Lot 72
Treasury 5, no. 904 (‘Subtle Fragrance’)
HK$93,750
Transparent ruby-red glass and colourless glass with a few scattered small air bubbles; with a flat lip and flat foot; carved as a single overlay with a continuous design of blossoming prunus branches interspersed with poetic descriptions of the prunus in regular script
1750 –1810
Height: 5.82 cm
Mouth/lip: 0.70/1.28 cm
Stopper: jadeite; plastic collar
Illustration: watercolour by Peter Suart
Provenance:
Edmund F. Dwyer
Christie’s, London, 12 October 1987, lot 11
Published:
Kleiner, Yang, and Shangraw 1994, no. 124
Treasury 5, no. 904
Exhibited:
Hong Kong Museum of Art, March – June 1994
National Museum of Singapore, November 1994 – February1995
This bottle is unique and thus difficult to categorize. Of lovely design, it is superbly executed and the materials are excellent, with colourless glass of crystalline clarity and a delightful pale ruby-red overlay. In common with most examples displaying this quality, the court is a possible source, but there is too little to link it to the imperial glassworks to allow even a tentative attribution. It may have some connection with the mid-Qianlong trend for crystal-like grounds for glass carvings and enamelling, suggesting a possible date, but in the absence of additional evidence we deem it unwise to grasp at so thin a straw. The materials and quality would all be feasible for the mid- to late Qianlong period.
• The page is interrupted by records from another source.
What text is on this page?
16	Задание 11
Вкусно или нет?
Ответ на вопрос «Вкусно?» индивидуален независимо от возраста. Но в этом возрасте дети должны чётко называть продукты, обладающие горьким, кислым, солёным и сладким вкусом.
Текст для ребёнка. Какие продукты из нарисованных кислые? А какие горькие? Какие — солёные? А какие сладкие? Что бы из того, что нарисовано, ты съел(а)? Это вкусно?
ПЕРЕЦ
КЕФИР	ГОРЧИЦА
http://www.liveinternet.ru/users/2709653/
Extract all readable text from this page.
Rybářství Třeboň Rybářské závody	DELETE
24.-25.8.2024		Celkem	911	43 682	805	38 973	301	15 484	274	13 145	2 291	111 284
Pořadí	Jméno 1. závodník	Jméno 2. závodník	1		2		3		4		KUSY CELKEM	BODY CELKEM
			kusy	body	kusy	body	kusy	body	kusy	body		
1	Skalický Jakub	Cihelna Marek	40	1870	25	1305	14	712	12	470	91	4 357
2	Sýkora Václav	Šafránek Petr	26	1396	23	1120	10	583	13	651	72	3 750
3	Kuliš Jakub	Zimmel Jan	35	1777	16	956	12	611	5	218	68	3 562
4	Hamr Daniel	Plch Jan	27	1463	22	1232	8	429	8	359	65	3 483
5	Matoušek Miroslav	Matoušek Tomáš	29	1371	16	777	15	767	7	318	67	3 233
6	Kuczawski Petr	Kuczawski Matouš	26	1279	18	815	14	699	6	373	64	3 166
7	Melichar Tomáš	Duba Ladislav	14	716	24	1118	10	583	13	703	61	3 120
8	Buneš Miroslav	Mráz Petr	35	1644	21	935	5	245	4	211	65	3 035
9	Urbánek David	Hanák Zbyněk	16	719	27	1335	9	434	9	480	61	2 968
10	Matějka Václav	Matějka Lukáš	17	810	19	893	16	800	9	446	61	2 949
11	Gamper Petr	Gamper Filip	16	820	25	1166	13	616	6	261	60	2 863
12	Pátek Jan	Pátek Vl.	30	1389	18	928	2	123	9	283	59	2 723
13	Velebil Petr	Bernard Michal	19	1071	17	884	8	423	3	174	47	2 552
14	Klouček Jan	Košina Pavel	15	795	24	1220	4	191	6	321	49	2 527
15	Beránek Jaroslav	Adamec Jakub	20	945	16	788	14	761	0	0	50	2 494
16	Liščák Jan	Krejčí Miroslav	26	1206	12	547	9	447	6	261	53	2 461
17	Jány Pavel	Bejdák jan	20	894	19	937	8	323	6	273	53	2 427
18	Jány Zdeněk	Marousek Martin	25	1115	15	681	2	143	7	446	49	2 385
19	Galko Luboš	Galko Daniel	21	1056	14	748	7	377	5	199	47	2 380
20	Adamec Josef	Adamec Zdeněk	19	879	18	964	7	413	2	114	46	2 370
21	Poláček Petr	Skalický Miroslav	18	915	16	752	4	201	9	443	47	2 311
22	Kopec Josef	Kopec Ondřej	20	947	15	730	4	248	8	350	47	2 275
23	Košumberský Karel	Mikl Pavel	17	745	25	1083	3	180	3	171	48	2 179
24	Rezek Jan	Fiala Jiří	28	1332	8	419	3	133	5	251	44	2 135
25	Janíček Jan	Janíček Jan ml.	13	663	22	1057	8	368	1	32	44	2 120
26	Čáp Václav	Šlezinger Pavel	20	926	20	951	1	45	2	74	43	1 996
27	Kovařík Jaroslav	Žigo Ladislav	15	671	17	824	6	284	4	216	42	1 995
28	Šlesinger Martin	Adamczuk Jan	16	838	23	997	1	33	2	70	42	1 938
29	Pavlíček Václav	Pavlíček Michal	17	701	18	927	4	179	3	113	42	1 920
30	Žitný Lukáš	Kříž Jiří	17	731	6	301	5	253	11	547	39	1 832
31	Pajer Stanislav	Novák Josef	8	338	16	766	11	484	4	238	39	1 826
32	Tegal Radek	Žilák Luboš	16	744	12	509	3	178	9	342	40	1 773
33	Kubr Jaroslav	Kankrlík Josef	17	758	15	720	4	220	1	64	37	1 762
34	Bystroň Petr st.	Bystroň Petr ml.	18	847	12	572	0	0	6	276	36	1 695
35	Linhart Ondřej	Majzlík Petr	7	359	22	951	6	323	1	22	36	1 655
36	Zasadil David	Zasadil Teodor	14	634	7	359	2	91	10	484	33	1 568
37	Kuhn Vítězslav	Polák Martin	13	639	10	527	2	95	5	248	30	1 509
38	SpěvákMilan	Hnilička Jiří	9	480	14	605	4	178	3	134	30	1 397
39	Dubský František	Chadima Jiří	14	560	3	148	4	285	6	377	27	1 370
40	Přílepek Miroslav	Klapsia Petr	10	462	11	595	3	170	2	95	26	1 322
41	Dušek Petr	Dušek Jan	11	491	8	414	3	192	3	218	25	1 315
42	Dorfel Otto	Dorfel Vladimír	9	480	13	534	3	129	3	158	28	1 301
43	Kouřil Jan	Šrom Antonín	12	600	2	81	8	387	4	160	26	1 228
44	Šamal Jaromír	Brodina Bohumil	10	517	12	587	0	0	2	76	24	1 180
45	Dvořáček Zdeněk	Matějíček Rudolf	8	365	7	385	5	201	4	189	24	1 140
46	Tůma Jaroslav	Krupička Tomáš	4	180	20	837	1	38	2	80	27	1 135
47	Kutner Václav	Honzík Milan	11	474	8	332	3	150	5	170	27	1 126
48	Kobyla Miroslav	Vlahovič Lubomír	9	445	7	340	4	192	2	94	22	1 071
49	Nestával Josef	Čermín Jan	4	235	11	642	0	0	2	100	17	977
The prunus is common enough on glass, as evident from other snuff bottles, but the conception and composition here surpass the usual depictions. Combined with verses about the flower, the impression is of a typically Qing literati painting. The line Anxiang fudong yue huanghun 暗香浮動月黃昏 (‘Its secret fragrance floats; the moonlit dusk’) is a description of the prunus originating with the reclusive poet Lin Bu 林逋 (967 – 1028) and repeated endlessly ever since. The other inscriptions are all poetic terms for the prunus: bingji 冰肌 (‘skin of ice)’, yuehen 月痕 (‘Trace of the moonlight’) and yugu 玉骨 (‘bones of jade)’.